Ich legte mich hinzu und nahm ihren intensiven säuerlichen Körpergeruch deutlich wahr. Als sie über die bevorstehende Party redete und fragte ob sie wohl bei meinem Kumpel Karsten aus unserer Clique eine Chance hätte gestand ich ihr ganz unverblümt, dass halt allen auffällt das sie mit einem dicken Pelz auf den Zähnen rumläuft. Man riechen könne das sie sich nur selten duscht. Und dass die Jungs über ihre kaputten löchrigen Shirts heimlich lachten.
Das war gelogen – in Maggies Abwesenheit waren sie noch viel derber und lästerten übelst abwertend – wir Jungs können halt echte Arschlöcher sein...

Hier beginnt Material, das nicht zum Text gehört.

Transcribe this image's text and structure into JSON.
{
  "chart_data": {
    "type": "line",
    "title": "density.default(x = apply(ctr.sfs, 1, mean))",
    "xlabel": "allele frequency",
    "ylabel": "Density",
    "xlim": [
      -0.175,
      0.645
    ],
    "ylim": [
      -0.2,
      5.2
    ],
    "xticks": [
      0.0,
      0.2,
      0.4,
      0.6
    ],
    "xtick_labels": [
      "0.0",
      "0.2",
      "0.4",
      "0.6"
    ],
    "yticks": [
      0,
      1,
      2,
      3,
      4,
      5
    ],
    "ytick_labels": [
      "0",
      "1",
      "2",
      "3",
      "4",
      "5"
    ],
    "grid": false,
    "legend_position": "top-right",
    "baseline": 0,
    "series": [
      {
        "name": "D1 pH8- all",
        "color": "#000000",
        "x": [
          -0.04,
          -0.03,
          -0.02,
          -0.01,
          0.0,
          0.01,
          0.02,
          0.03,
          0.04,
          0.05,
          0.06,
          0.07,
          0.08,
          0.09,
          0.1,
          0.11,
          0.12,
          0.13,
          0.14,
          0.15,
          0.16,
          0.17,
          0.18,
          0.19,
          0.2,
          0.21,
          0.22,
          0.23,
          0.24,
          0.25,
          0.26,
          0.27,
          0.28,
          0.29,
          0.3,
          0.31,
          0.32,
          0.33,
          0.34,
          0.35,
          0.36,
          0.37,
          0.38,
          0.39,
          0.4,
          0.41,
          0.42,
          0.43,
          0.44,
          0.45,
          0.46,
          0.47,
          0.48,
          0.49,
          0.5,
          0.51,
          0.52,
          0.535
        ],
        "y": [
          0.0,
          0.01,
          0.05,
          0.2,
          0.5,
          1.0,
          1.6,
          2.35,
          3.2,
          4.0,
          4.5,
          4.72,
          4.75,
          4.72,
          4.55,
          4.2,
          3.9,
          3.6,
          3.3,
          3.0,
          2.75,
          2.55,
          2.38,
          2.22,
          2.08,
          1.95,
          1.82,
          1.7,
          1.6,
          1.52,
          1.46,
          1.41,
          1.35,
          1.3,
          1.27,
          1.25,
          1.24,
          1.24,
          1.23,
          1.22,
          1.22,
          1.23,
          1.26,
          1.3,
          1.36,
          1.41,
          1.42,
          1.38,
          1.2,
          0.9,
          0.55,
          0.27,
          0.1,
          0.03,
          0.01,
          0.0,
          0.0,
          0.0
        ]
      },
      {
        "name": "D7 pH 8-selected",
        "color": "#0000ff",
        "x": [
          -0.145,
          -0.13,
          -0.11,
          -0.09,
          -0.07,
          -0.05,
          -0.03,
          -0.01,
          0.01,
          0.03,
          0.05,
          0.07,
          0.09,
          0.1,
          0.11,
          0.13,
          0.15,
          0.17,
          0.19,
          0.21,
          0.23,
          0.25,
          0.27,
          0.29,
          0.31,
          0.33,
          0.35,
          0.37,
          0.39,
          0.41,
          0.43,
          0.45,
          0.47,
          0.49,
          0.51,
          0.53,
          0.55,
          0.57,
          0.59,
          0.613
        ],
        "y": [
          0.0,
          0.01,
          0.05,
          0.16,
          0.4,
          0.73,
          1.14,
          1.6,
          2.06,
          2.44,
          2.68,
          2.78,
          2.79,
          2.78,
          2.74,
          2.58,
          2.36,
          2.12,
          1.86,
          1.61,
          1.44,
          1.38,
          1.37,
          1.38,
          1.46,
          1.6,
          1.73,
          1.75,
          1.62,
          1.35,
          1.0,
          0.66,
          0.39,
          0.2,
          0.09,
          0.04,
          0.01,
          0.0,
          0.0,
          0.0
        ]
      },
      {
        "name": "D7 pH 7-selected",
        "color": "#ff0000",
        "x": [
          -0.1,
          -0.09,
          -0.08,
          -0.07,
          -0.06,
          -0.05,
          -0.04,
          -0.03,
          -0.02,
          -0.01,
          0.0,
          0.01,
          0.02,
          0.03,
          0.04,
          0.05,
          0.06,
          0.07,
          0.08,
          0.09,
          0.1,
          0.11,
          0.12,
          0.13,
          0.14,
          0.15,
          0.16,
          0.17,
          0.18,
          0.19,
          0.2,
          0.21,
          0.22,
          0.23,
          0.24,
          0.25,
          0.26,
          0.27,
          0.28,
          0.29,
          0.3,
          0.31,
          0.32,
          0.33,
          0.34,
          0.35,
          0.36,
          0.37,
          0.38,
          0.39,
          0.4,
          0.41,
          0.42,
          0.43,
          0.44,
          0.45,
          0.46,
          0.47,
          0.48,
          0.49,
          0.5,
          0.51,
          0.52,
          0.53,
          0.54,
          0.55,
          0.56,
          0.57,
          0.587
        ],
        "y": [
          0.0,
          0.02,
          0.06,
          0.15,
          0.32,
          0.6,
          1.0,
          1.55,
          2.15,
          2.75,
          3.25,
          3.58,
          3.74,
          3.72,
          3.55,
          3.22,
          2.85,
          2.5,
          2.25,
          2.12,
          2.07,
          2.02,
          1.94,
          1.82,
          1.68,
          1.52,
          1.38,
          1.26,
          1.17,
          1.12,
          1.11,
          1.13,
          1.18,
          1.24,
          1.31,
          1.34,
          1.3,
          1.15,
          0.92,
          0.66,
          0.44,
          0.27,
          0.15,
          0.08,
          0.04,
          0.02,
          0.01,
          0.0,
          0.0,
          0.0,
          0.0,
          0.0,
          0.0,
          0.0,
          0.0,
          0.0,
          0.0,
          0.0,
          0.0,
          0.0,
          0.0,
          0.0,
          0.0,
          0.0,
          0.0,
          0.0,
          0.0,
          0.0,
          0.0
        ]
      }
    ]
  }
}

Sie erstarrte kurz und bekam einen roten Kopf. Pragmatisch sagte ich ihr, das wenn sie sich regelmäßig vor dem Ausgehen duschen und die Zähne putzen würde und sich dazu ein neues Shirt besorgen würde, dass sich dann alle Jungs nach ihr umdrehen würden, weil sie vom Körperbau der heißeste Feger unserer Stadt sei. Nur müsse sie dann ihre Brille aufbehalten, weil sie sonst mit ihren strahlenden Augen alle blenden würde.
Letzteres war nicht geschmeichelt – ich verstand es damals nicht, warum niemand so einem lieben und fröhlichen Wesen wie Maggie nicht einfach die Wahrheit sagte. Sie war zwar schüchtern aber nicht dumm – ich sah keinen Grund sie nicht auf ihren blinden Fleck aufmerksam zu machen. Zum Glück waren wir von der ersten Sekunde so vertraut, dass ich mich leicht dabei tat, ihr zu gestehen was mir an ihr auffiel.
Zwei Tage später war ich bei ihr eingeladen. Ich parkte meinen Zweipedal-Tret-Chopper auf dem Rasen und klopfte an ihr Fenster. Der Coolnessfaktor gebot damals, dass man durch das Fenster eintrat, obwohl ihre Eltern nichts gegen männlichen Besuch hatten. Das was ich sah brachte mich dazu, am Fensterrahmen zu straucheln und mehr oder weniger hinein zu stolpern…
Vor mir stand Maggie in einer nagelneuen, hautengen Jeans und einer gut geschnittenen weißen Bluse. Aber was mich wirklich flashte, war ihr tolles Strahlen.
Sie erzählte mir das sie ihrer Mutter alles erzählt hatte, was ich ihr gesagt hatte, woraufhin ihre Mutter spontan ihre Handtasche holte und sie zusammen einkaufen gingen. Maggie zeigte mir voller Stolz ihre neue Jeansjacke und auch eine Sonnenbrille fehlte nicht. Sie wirkte zweifach frisch - sauber geduscht und wie neu geboren…
Ich weiß noch das ich in dem Moment meinen Freund Karsten beneidete und mich feige hinter meiner damaligen Lieblingsrolle als cooler einsamer Kumpelwolf versteckte.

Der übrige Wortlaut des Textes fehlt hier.